The news that researchers have uncovered the genetic code of both the parasite and the mosquito that transmit malaria raise the hope that, one day, an inexpensive and effective vaccine will be available, said Sean Hewitt, malaria adviser with the European Commission Malaria Control Project in Cambodia.
“But I’m afraid it will be many, many years before the most vulnerable groups living in malaria countries feel the benefits resulting from practical applications,” he said. “Malaria parasites and the way they interact with their human and mosquito hosts is extremely complex, so [a vaccine] seems a good way off.”
Plasmodium falciparum, a deadly form of malaria, and the mosquito host Anopheles gambiae, whose genetic sequences have been mapped out, are responsible for most malaria deaths in Africa, Hewitt said.
One of the researchers’ goals is to engineer a “trans-genic” mosquito that would be incapable of transmitting malaria, he said. This mosquito would have to outperform natural species, and spread to the most remote locations in order to progressively replace the malaria-transmitting species, Hewitt said.
In Africa, mosquitoes can travel long distances on the wind over grasslands, which is not the case in Cambodia, he said. Here, malaria-carrying mosquitoes, which only bite monkeys and humans, stay in specific locations and don’t travel from one area to the next.
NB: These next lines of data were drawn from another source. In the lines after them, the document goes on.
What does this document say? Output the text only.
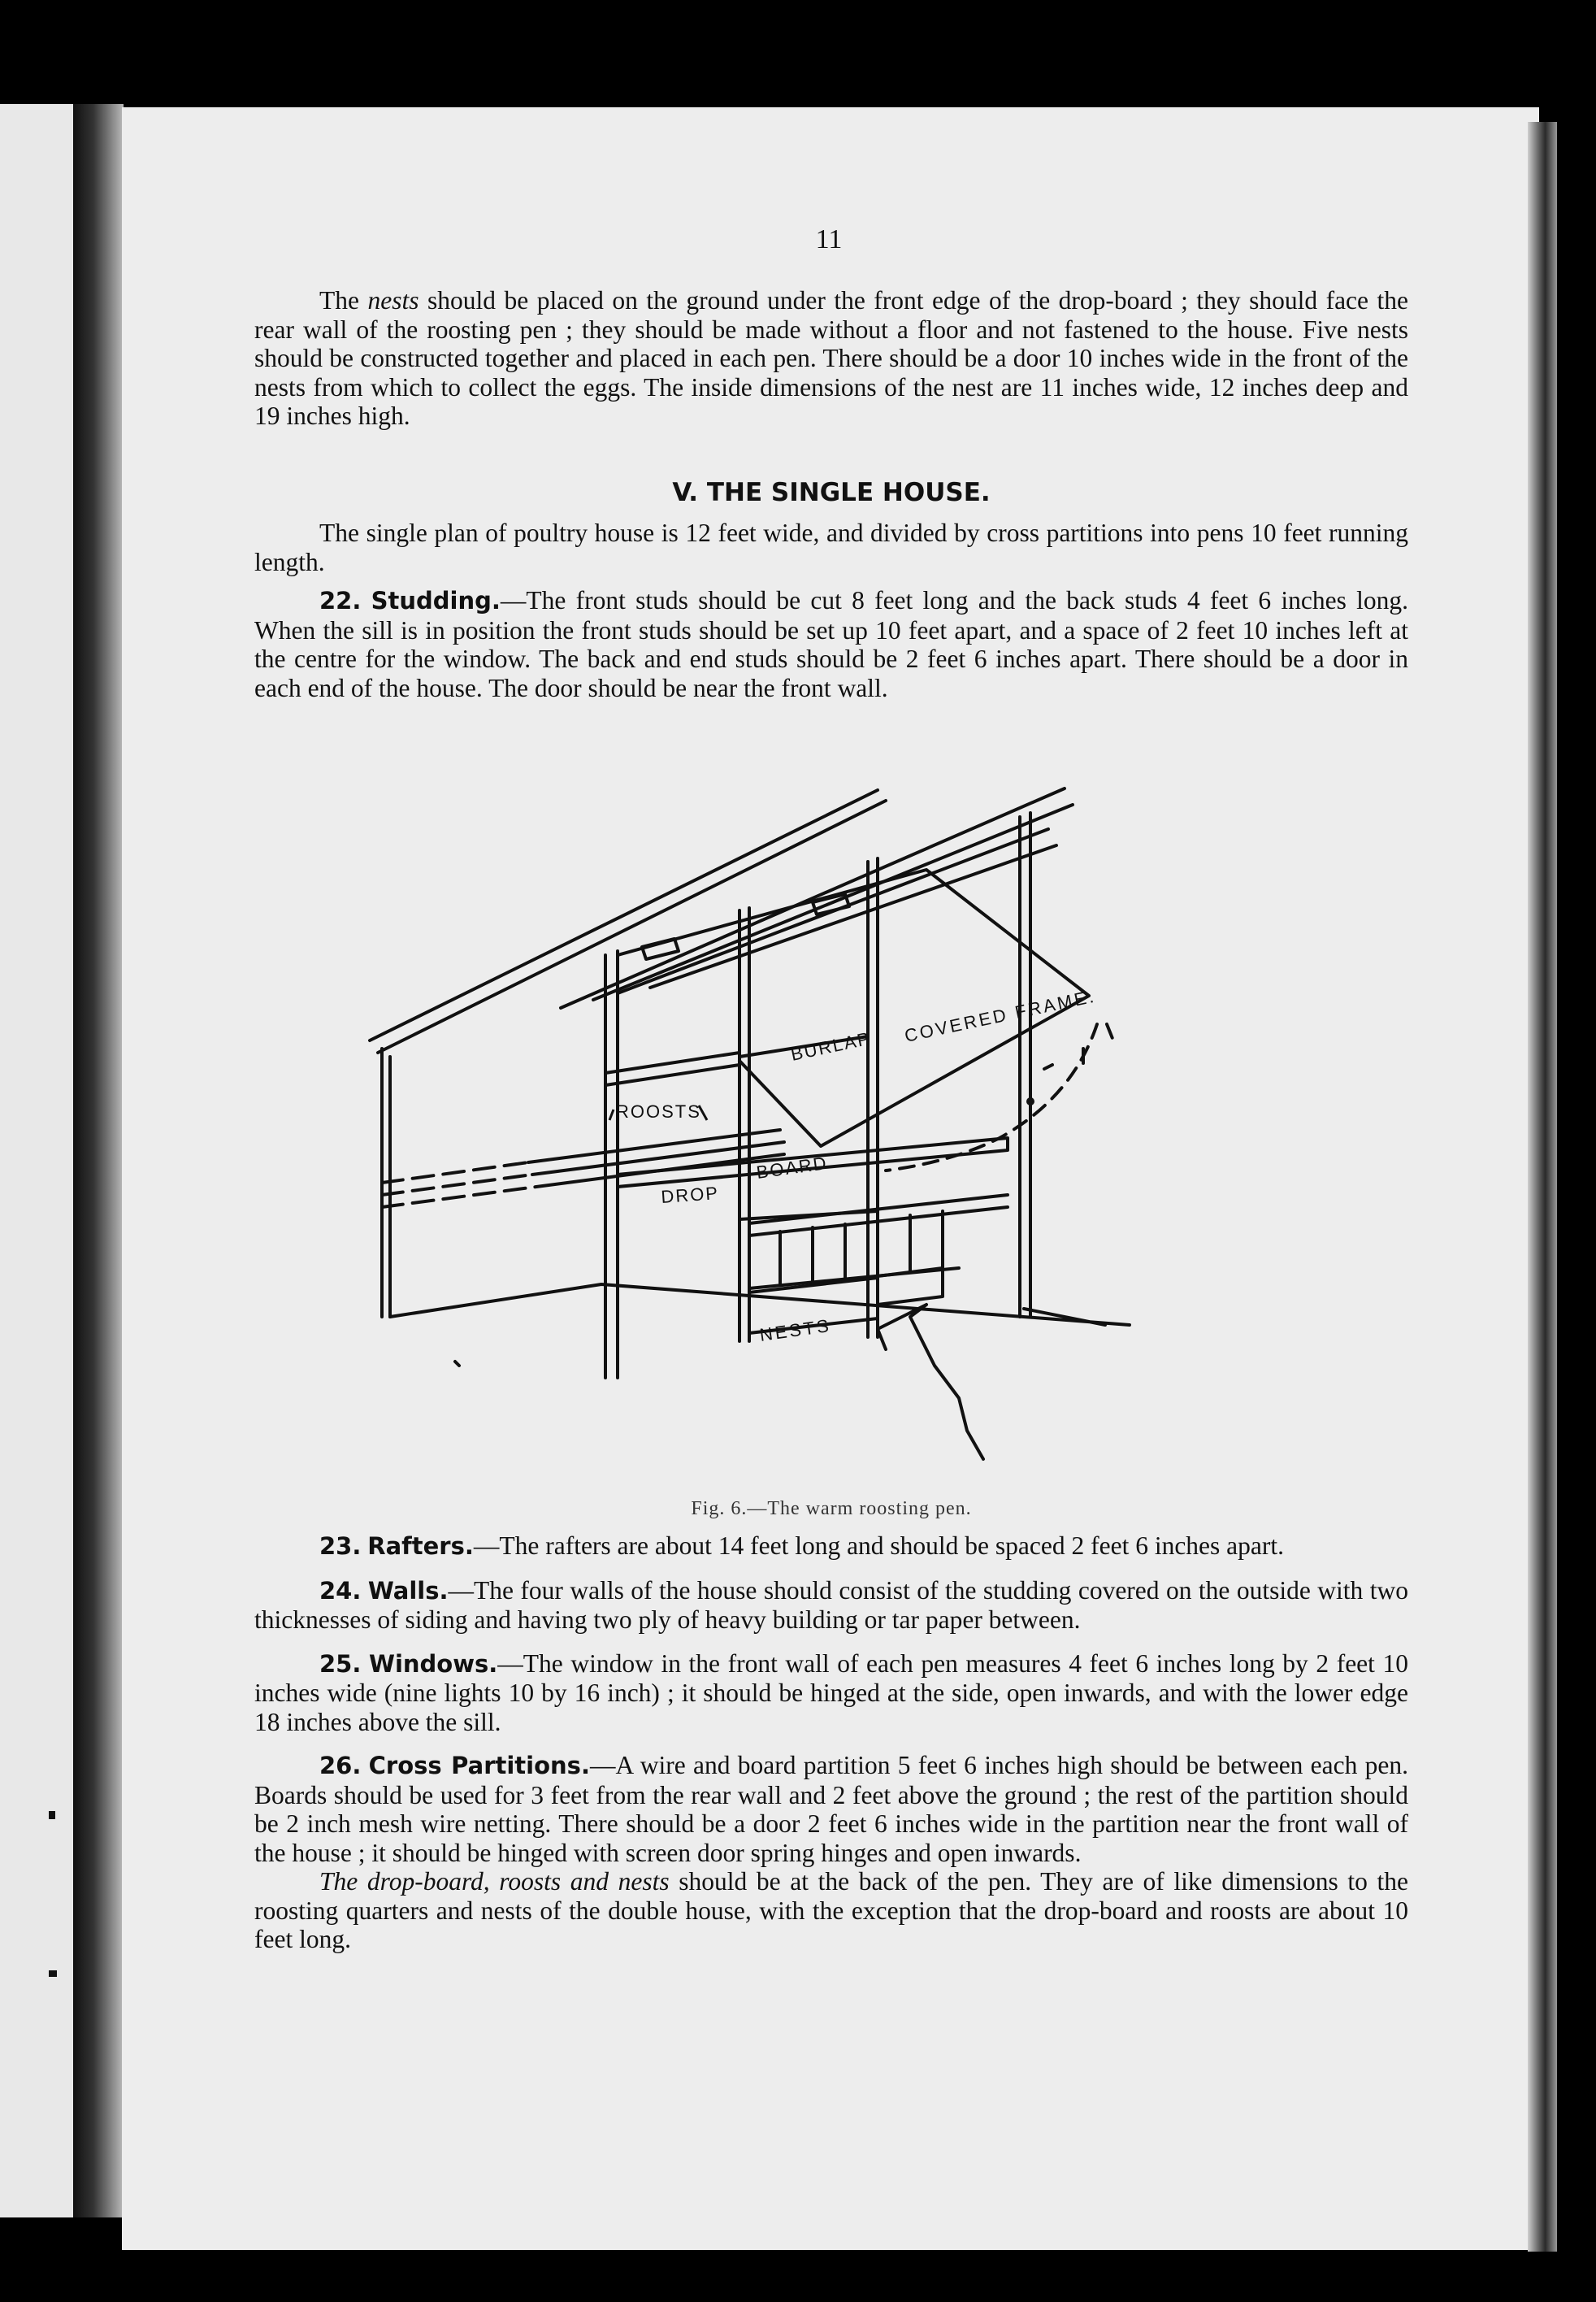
11

The nests should be placed on the ground under the front edge of the drop-board ; they should face the rear wall of the roosting pen ; they should be made without a floor and not fastened to the house. Five nests should be constructed together and placed in each pen. There should be a door 10 inches wide in the front of the nests from which to collect the eggs. The inside dimensions of the nest are 11 inches wide, 12 inches deep and 19 inches high.

V. THE SINGLE HOUSE.

The single plan of poultry house is 12 feet wide, and divided by cross partitions into pens 10 feet running length.

22. Studding.—The front studs should be cut 8 feet long and the back studs 4 feet 6 inches long. When the sill is in position the front studs should be set up 10 feet apart, and a space of 2 feet 10 inches left at the centre for the window. The back and end studs should be 2 feet 6 inches apart. There should be a door in each end of the house. The door should be near the front wall.

BURLAP
COVERED FRAME.
ROOSTS
DROP
BOARD
NESTS
Fig. 6.—The warm roosting pen.

23. Rafters.—The rafters are about 14 feet long and should be spaced 2 feet 6 inches apart.

24. Walls.—The four walls of the house should consist of the studding covered on the outside with two thicknesses of siding and having two ply of heavy building or tar paper between.

25. Windows.—The window in the front wall of each pen measures 4 feet 6 inches long by 2 feet 10 inches wide (nine lights 10 by 16 inch) ; it should be hinged at the side, open inwards, and with the lower edge 18 inches above the sill.

26. Cross Partitions.—A wire and board partition 5 feet 6 inches high should be between each pen. Boards should be used for 3 feet from the rear wall and 2 feet above the ground ; the rest of the partition should be 2 inch mesh wire netting. There should be a door 2 feet 6 inches wide in the partition near the front wall of the house ; it should be hinged with screen door spring hinges and open inwards.

The drop-board, roosts and nests should be at the back of the pen. They are of like dimensions to the roosting quarters and nests of the double house, with the exception that the drop-board and roosts are about 10 feet long.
If trans-genic mosquitoes were used to fight malaria in Cambodia, it would mean transporting them by truck, along good and bad roads, deep into the jungle where most malaria cases occur. It’s already hard to transport medicine to remote corners of Cambodia, let alone live mosquitoes, Hewitt said.
“They would die in the heat,” he said.
A vaccine would have to be “multi-valent” to be effective against the various strains of the parasite, Hewitt said. Each time parasites reproduce inside mosquitoes, they produce slightly different strains—not unlike parents giving life to children who look differently.
Since mosquitoes in Cambodia stay at one spot, the malaria strains they carry may vary from one village to the next, Hewitt said.
And malaria strains evolve so quickly, people would need to be vaccinated every month or so to build resistance against the latest strain of the disease, he said.
While a person who survives smallpox becomes immune for life, immunity against a malaria strain may last about six months, Hewitt said.
According to Associated Press, Neil Hall, who led the research team on the malaria genome at the Wellcome Trust Sanger Institute in the UK, compared the malaria gene map to a haystack in which one will have to find the needle to produce malaria vaccine or medicine.
“It contains every possible vaccine target and every possible drug target,” he said earlier this month at a press conference in London. More than 160 scientists in 10 countries were involved in the parasite and mosquito genetic code project.